Skip to content

Daily cycle and nondaily cycle data

The graph below shows the production of a typical solar farm during one day. The goal of this use case is to forecast this production. To forecast the production at 3:00, the model production(t)=0 probably produces good results; the sun simply does not shine at night. Even so, this model would obviously fail to accurately forecast production at 12:00. The required model complexity differs a lot depending on the time that is being forecated to.

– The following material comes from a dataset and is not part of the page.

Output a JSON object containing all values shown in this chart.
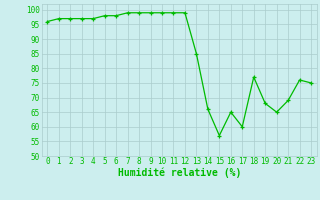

Such datasets have a "daily cycle", as opposed to those that are "nondaily cycle". The difference between these two types of datasets can easily be spotted in the image below.

Daily cycle


Nondaily cycle


How TIM detects a daily cycle

First of all, a daily cycle dataset can only be a dataset that is regularly sampled and has a sampling period between 10 minutes and 12 hours. The lower cap is there because the frequency of sampling causes high variance in the signal and building a separate model for each time would become ineffective. The higher cap is there because there should be at least 2 samples during a day for it to make sense to distinguish different behaviors inside a day.

For datasets that satisfy this condition, a simple autocorrelation analysis is done to see whether the autocorrelation decreases with time or whether it has some regular spikes on a daily basis. This is a strong indication that the dataset follows a daily cycle.

What TIM does differently for daily cycle datasets

The biggest distinction between daily cycle and nondaily cycle datasets is that TIM builds different models to handle separate times of the day for daily cycle datasets, as described in the beginning of this section. This has many consequences, such as different backtesting and different behavior for the model chaining.

Keep in mind that this is a dataset property and therefore the whole Model Zoo will consist of either time-specific models (daily cycle data) or time-generic models (nondaily cycle data).

If one wishes to override how TIM should handle the dataset, this can be done using the configuration.